Despite the redox state and Fe₁₃ structure being between those of Tp*₄W₄Fe₁₃S₁₂ and Tp*₄W₄Fe₁₃S₁₂N₄, Tp*₄W₄Fe₁₃S₁₂(NPh)₃ displays Fe–Fe distances that are longer than both (up to 2.941(5) Å compared to 2.737(2) and 2.771(2) Å, respectively). This observation indicates that the M–M distances are not directly predicated by the redox state of the metal. In fact, the cluster of intermediate oxidation state has the longest M–M distance.

To further explore the impact of the group transferred on the cluster structure, installation of sulfide was targeted, as a ligand isolobal to both nitride and imide. Tp*₄W₄Fe₁₃S₁₂ reacts with two equivalents of triphenylphosphine sulfide (SPPh₃) to form Tp*₄W₄Fe₁₃S₁₄ (Figure 3), as observed by SC-XRD and the byproduct PPh₃ (³¹P NMR spectroscopy, Figure S11).^[36] Two sulfur atoms have been transferred, in contrast to three and four for the reactions with PhN₃ and Me₃SiN₃, respectively, in a four electron redox process. The Fe₁₃ core of the product has lower symmetry and becomes distorted from an icosahedron such that two of the Fe–Fe distances increase to greater than 3 Å (Figure 3 and 4).

Analysis of the multiiron layers below an open triangular Fe₃ face in the precursor (Tp*₄W₄Fe₁₃S₁₂) versus a ligand coordinated Fe₃ face in each of the group transfer cluster products shows substantial Fe atom shifts (Figure 4). Notably, the most pronounced variation of Fe–Fe distances within one cluster were observed in the cases where fewer groups and electrons were transferred.

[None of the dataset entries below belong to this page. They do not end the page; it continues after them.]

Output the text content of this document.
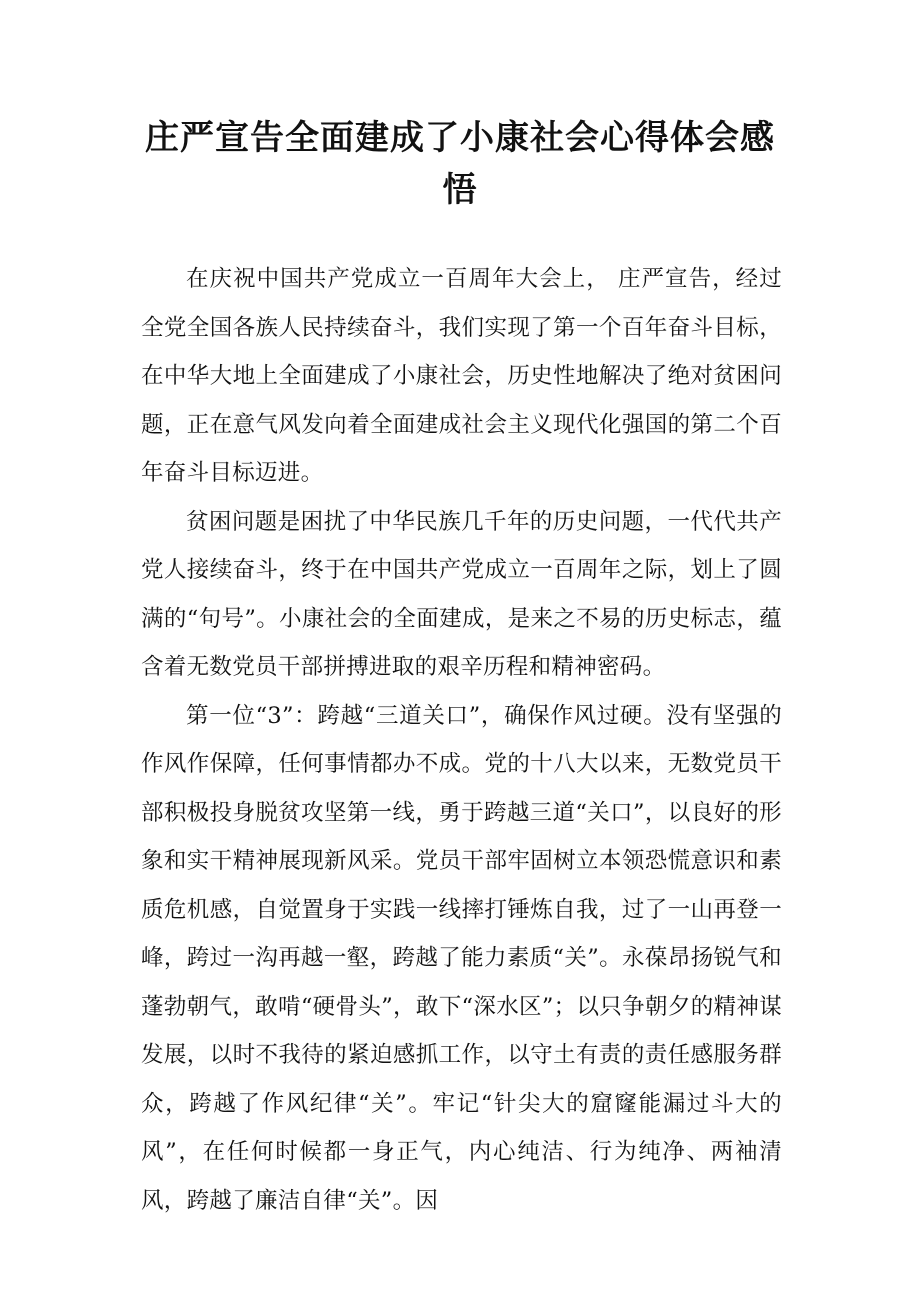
庄严宣告全面建成了小康社会心得体会感悟

在庆祝中国共产党成立一百周年大会上， 庄严宣告，经过全党全国各族人民持续奋斗，我们实现了第一个百年奋斗目标，在中华大地上全面建成了小康社会，历史性地解决了绝对贫困问题，正在意气风发向着全面建成社会主义现代化强国的第二个百年奋斗目标迈进。

贫困问题是困扰了中华民族几千年的历史问题，一代代共产党人接续奋斗，终于在中国共产党成立一百周年之际，划上了圆满的“句号”。小康社会的全面建成，是来之不易的历史标志，蕴含着无数党员干部拼搏进取的艰辛历程和精神密码。

第一位“3”：跨越“三道关口”，确保作风过硬。没有坚强的作风作保障，任何事情都办不成。党的十八大以来，无数党员干部积极投身脱贫攻坚第一线，勇于跨越三道“关口”，以良好的形象和实干精神展现新风采。党员干部牢固树立本领恐慌意识和素质危机感，自觉置身于实践一线摔打锤炼自我，过了一山再登一峰，跨过一沟再越一壑，跨越了能力素质“关”。永葆昂扬锐气和蓬勃朝气，敢啃“硬骨头”，敢下“深水区”；以只争朝夕的精神谋发展，以时不我待的紧迫感抓工作，以守土有责的责任感服务群众，跨越了作风纪律“关”。牢记“针尖大的窟窿能漏过斗大的风”，在任何时候都一身正气，内心纯洁、行为纯净、两袖清风，跨越了廉洁自律“关”。因
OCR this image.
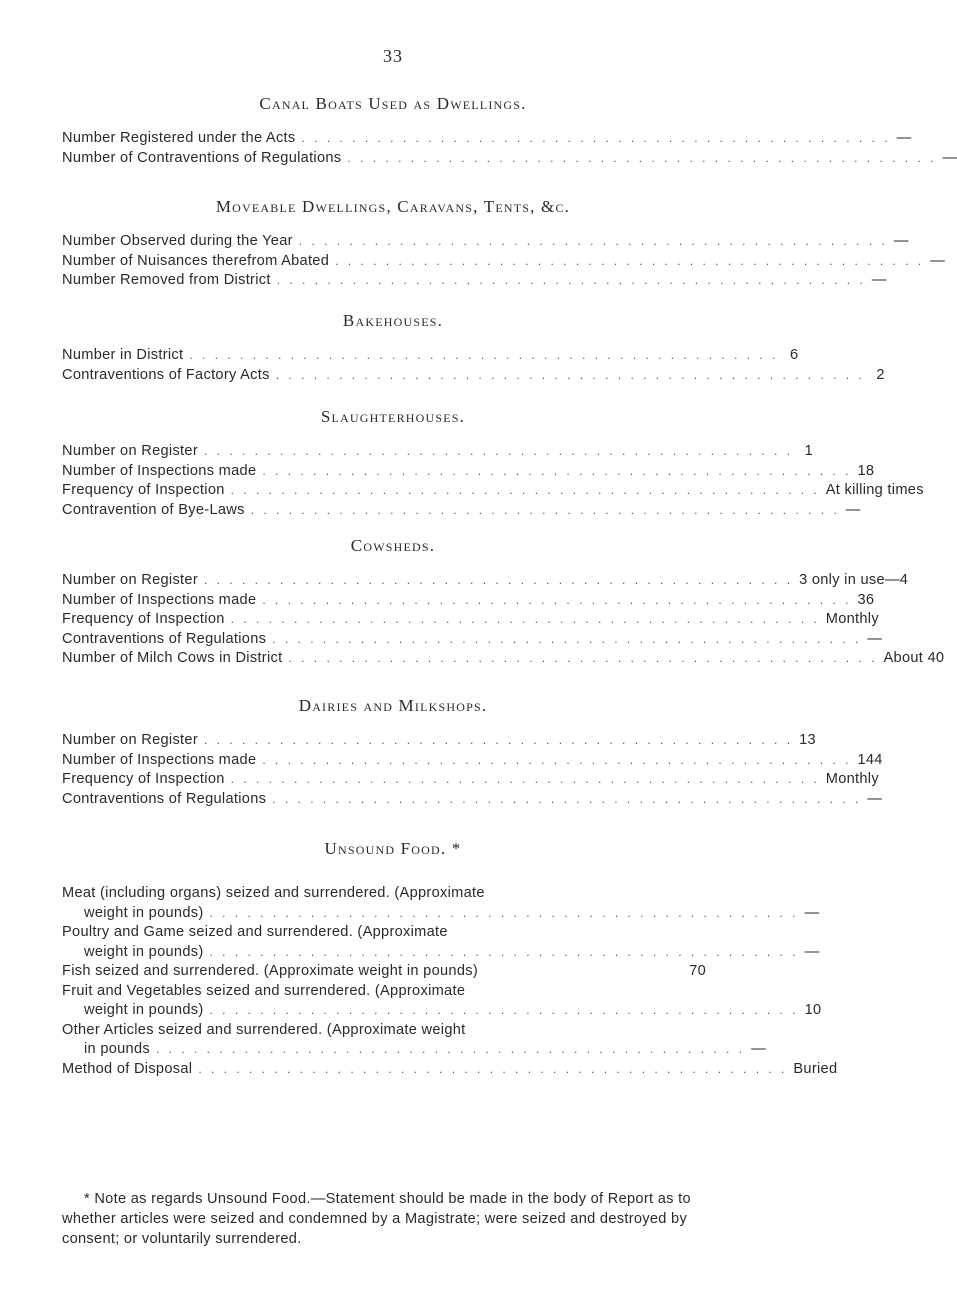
33
Canal Boats Used as Dwellings.
Number Registered under the Acts . . . . . . . . . . . . . . . . . . . . . . . . . . . . . . . . . . . . . . . . . . . . . . . —
Number of Contraventions of Regulations . . . . . . . . . . . . . . . . . . . . . . . . . . . . . . . . . . . . . . . . . . . . . . . —
Moveable Dwellings, Caravans, Tents, &c.
Number Observed during the Year . . . . . . . . . . . . . . . . . . . . . . . . . . . . . . . . . . . . . . . . . . . . . . . —
Number of Nuisances therefrom Abated . . . . . . . . . . . . . . . . . . . . . . . . . . . . . . . . . . . . . . . . . . . . . . . —
Number Removed from District . . . . . . . . . . . . . . . . . . . . . . . . . . . . . . . . . . . . . . . . . . . . . . . —
Bakehouses.
Number in District . . . . . . . . . . . . . . . . . . . . . . . . . . . . . . . . . . . . . . . . . . . . . . . 6
Contraventions of Factory Acts . . . . . . . . . . . . . . . . . . . . . . . . . . . . . . . . . . . . . . . . . . . . . . . 2
Slaughterhouses.
Number on Register . . . . . . . . . . . . . . . . . . . . . . . . . . . . . . . . . . . . . . . . . . . . . . . 1
Number of Inspections made . . . . . . . . . . . . . . . . . . . . . . . . . . . . . . . . . . . . . . . . . . . . . . . 18
Frequency of Inspection . . . . . . . . . . . . . . . . . . . . . . . . . . . . . . . . . . . . . . . . . . . . . . . At killing times
Contravention of Bye-Laws . . . . . . . . . . . . . . . . . . . . . . . . . . . . . . . . . . . . . . . . . . . . . . . —
Cowsheds.
Number on Register . . . . . . . . . . . . . . . . . . . . . . . . . . . . . . . . . . . . . . . . . . . . . . . 3 only in use—4
Number of Inspections made . . . . . . . . . . . . . . . . . . . . . . . . . . . . . . . . . . . . . . . . . . . . . . . 36
Frequency of Inspection . . . . . . . . . . . . . . . . . . . . . . . . . . . . . . . . . . . . . . . . . . . . . . . Monthly
Contraventions of Regulations . . . . . . . . . . . . . . . . . . . . . . . . . . . . . . . . . . . . . . . . . . . . . . . —
Number of Milch Cows in District . . . . . . . . . . . . . . . . . . . . . . . . . . . . . . . . . . . . . . . . . . . . . . . About 40
Dairies and Milkshops.
Number on Register . . . . . . . . . . . . . . . . . . . . . . . . . . . . . . . . . . . . . . . . . . . . . . . 13
Number of Inspections made . . . . . . . . . . . . . . . . . . . . . . . . . . . . . . . . . . . . . . . . . . . . . . . 144
Frequency of Inspection . . . . . . . . . . . . . . . . . . . . . . . . . . . . . . . . . . . . . . . . . . . . . . . Monthly
Contraventions of Regulations . . . . . . . . . . . . . . . . . . . . . . . . . . . . . . . . . . . . . . . . . . . . . . . —
Unsound Food. *
Meat (including organs) seized and surrendered. (Approximate
weight in pounds) . . . . . . . . . . . . . . . . . . . . . . . . . . . . . . . . . . . . . . . . . . . . . . . —
Poultry and Game seized and surrendered. (Approximate
weight in pounds) . . . . . . . . . . . . . . . . . . . . . . . . . . . . . . . . . . . . . . . . . . . . . . . —
Fish seized and surrendered. (Approximate weight in pounds)	70
Fruit and Vegetables seized and surrendered. (Approximate
weight in pounds) . . . . . . . . . . . . . . . . . . . . . . . . . . . . . . . . . . . . . . . . . . . . . . . 10
Other Articles seized and surrendered. (Approximate weight
in pounds . . . . . . . . . . . . . . . . . . . . . . . . . . . . . . . . . . . . . . . . . . . . . . . —
Method of Disposal . . . . . . . . . . . . . . . . . . . . . . . . . . . . . . . . . . . . . . . . . . . . . . . Buried
* Note as regards Unsound Food.—Statement should be made in the body of Report as to whether articles were seized and condemned by a Magistrate; were seized and destroyed by consent; or voluntarily surrendered.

In summary, we report a synthetic strategy for the synthesis of metallic Fe₁₃ clusters upon reduction of a tetranuclear precursor, [Et₄N]₂[Tp*WFe₃S₃(μ₃-Cl)Cl₃]. The atomically precise characterization of Tp*₄W₄Fe₁₃S₁₂, Tp*₄W₄Fe₁₃S₁₂N₄, Tp*₄W₄Fe₁₃S₁₂(NPh)₃, and Tp*₄W₄Fe₁₃S₁₄ demonstrates that large clusters can maintain the metallic core while performing well-defined multi-electron multiple group transfer chemistry with overall redox changes of 4 to 12 electrons. Tp*₄W₄Fe₁₃S₁₂ shows a notably high magnetic moment at room temperature for metallic clusters, highlighting the potential of this type of coordination compound for magnetic materials applications. The structural variation observed with the present clusters shows the ability of multimetallic systems to accommodate the bonding requirements of large redox and ligand changes. The propensity for surface rearrangement demonstrated with the transfer of nitrogen, nitrene, and sulfur ligands can serve as a tool for new reactive cluster design. The availability of clusters displaying the Tp*WM₃S₃ motif for other transition metals^[70] provides a starting point to a broader range of large metallic clusters related to those reported here.

Data Availability Statement

The data that support the findings of this study are available in the supplementary material of this article.